昔から気が合うのでこの年まで付き合いが続いているのだ。もちろん、肉体関係もない。俺は好きな女以外は抱きたいと思わない。俺の男の友人は抱ければいい女なら誰でもいいと言っていたのを思い出した。その男は、俺と同じ趣味があり、今度会おうかという話を少しまえに電話でした。

 その時、アパートのベランダのまえに車が停まる音が聞こえた。きっと、麻沙美とさくらちゃんが来たのだろう。車のドアが閉まる音が二回聞こえた。そして、少しして家のチャイムが鳴った。俺はすぐに出た。

「はーい」
 と、言いながらドアを開けた。目の前にはさくらちゃんが笑みを浮かべながら買い物袋を持って立っていて、その後ろに麻沙美が、微笑みながら赤いショルダーバッグを下げて立っている。

「二人とも、こんばんは」
 ピンクのワンピースを着て、黒ぶちの眼鏡をかけている細身のさくらちゃんはとてもかわいらしく見えた。薄化粧で。麻沙美は、大人の女性の色気を醸し出していて、紺色のトップスに、ベージュのロングスカート姿だ。

「晃さん、こんばんは!」
 さくらちゃんがあいさつする。
「晃。オッス」
 麻沙美も言う。
「まあ、二人ともあがれよ」
 笑顔を絶やさないさくらちゃんは、家に上がるなりこう言った。
「ねえねえ、晃さん。あれから小説すすんだ? 書いてるんでしょ?」
 麻沙美もゆっくり家に上がり、
「ごめんね、晃。さくらったら十六にもなるのにまだまだ子供で」
「いや、いいんだ。さくらちゃん、先月書いてから少しすすんだよ」
「晃さんの小説、すっげー面白いんだー。パソコン起動していい?」
 彼女は相変わらず、物怖じしない様子。
「ちょ、ちょっと待ってくれ」
 俺は、パソコンの壁紙をグラビアアイドルにしていたので、慌てて台所の方へ持っていきノーマルの壁紙に変えた。離れたところでさくらちゃんが不思議そうな顔をしてこちらを見ている。
「あ! わかった! 晃さん、エッチな画像にしてるんでしょ!」
 俺は、ガハハッと笑って誤魔化そうとしたが、
「晃さんでもそういうの見るんだ。てっきり興味ないのかと思ってた」
 麻沙美は苦笑いを浮かべている。
「おいおい、さくらちゃん、俺だって男だぞ」
 俺は恥ずかしさを堪えながら言った。
「だよねー。でも、そのほうが男って感じがしていいじゃん」
「そうなのか」
 今度は、俺が苦笑いを浮かべる番だ。
「タイトルなんだっけ?」
「なんだ、忘れたのか。『病と女』だ」
 さくらちゃんは表情に花が咲いたように、パッと笑顔になった。
「あ! そうだった。じゃあ、見せてねー」

 そう言いながら台所にいる俺からパソコンを奪い取り、居間の木製のテーブルの上にちゃっかり載せて勝手に起動させた。

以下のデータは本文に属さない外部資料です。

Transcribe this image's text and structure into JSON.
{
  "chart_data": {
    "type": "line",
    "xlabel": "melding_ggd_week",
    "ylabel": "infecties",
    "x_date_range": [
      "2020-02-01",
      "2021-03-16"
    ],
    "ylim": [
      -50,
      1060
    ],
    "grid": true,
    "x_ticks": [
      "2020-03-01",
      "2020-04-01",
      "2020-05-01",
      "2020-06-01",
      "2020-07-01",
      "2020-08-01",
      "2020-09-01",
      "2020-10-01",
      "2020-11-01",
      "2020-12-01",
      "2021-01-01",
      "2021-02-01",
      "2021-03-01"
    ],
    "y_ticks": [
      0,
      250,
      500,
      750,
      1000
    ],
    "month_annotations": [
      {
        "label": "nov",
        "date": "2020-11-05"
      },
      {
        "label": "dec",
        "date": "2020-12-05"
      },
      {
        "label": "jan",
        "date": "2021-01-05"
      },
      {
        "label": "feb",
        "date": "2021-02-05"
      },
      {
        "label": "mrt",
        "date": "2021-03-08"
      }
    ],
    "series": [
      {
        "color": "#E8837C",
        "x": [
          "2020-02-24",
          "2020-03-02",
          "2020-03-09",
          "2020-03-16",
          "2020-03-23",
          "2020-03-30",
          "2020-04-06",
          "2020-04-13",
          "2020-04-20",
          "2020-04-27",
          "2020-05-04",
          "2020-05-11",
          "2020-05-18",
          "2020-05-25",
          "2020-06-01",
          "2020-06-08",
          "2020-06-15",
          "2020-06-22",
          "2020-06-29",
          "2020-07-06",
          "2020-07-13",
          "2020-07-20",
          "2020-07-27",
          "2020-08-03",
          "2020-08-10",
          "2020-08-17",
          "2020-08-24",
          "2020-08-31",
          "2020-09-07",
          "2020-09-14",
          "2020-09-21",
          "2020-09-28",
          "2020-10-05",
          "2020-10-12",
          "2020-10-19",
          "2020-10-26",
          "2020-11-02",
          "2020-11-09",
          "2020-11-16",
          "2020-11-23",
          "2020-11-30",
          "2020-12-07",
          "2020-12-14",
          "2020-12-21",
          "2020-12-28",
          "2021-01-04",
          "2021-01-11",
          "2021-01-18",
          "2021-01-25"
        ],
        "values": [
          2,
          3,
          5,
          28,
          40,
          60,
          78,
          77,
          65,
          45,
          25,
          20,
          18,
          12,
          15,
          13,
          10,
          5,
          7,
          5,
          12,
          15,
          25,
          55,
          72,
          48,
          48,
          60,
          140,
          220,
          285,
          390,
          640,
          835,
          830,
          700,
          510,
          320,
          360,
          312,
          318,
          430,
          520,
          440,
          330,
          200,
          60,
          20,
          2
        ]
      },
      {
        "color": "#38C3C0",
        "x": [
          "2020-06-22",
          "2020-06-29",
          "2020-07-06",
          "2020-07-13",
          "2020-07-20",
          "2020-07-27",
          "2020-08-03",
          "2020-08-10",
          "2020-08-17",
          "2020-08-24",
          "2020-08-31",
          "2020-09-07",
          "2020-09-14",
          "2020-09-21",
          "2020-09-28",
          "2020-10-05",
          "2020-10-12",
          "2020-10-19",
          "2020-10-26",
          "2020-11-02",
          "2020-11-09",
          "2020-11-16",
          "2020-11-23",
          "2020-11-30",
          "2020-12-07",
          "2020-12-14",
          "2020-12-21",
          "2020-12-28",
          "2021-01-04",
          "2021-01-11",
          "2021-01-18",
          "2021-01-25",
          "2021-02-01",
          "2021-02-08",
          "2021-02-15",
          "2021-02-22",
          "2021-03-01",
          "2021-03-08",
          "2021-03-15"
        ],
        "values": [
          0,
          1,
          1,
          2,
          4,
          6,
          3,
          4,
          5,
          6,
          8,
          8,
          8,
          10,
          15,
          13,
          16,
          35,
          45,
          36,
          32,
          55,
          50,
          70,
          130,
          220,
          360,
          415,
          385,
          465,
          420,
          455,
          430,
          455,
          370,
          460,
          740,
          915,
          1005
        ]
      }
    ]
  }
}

実は、病気になってしばらくは女に興味が湧かなかったが、最近、少し関心を再び持ち始めてパソコンにはいやらしい画像や動画が入っていた。目ざといさくらちゃんのことだから、見つけてしまうだろう。俺は観念した。麻沙美は大人の女だから笑い飛ばすだろうけれど、さくらちゃんは未成年。過激だからもしかしたら軽蔑されるかもしれない。でも、さくらちゃんに俺が書いている小説を見せていることは自覚しておきながら、パソコンに卑猥なものを保存した俺のミスだ。それも痛恨のミス。俺の作品を読んでくれる数少ない読者なのに。

 でも、彼女はそれほどパソコンに詳しくないからか、小説だけ読んでくれて電源を切った。俺は内心、やったぜ! と強く思った。

「どうだった?」
 俺は素知らぬ振りをして聞いた。
「やばい! かなり面白かった! どうしよう、泣きそう……」
 さくらちゃんは、半笑いで涙を浮かべていた。俺は、小説を書いていてこんなに感動してもらえるとは思っていなかった。それは、感受性豊かなさくらちゃんだから、という捉え方もできるが。でも、今までにない発言だったので驚いた。さくらちゃんは、麻沙美のほうを振り向き、

「お母さんも読んでみなよ。すごいから!」
 麻沙美は困ったような顔つきになり、
「わたしは恋愛小説、読まないから」
 俺はそのことは知っていたから大した気にしていなかったが、さくらちゃんはムッとした表情でこう言った。
「お母さん、ひどい! そんなにはっきり言わなくたっていいじゃん!」
「でも、それは晃も知ってるから言ったのよ?」
「それにしたって……」
 若干、揉めていると感じた俺は焦って、
「さくらちゃん、落ち着いてね。気持ちは嬉しいから喧嘩しないでね」
 優しい口調でそう言うと彼女は黙って俯いてしまった。

若さ故なのか、こういうふうに本気になりやすいのは。そういえば母親の麻沙美も若いころは、こんな感じだったかもしれない。やっぱり親子だな。
「麻沙美はミステリー小説が好きなんだもんな」
「まあね」
 さくらちゃんはなにも言わない。怒っているのだろうか。
「麻沙美、そんなに怒らないでよ」
「怒ってないもん!」
「その口調が怒っているのよ。ごめんね、晃。今、難しい時期で」
 麻沙美は平然としてそう言った。さすがだなと思う。
「いや、いいんだ。俺は気にしてないよ」
「さくら、晃気にしてないってさ」
「聞こえてるし」
 さくらちゃんの母は呆れた表情で俺を見る。思春期は大変だよなと思った。特に女の子は。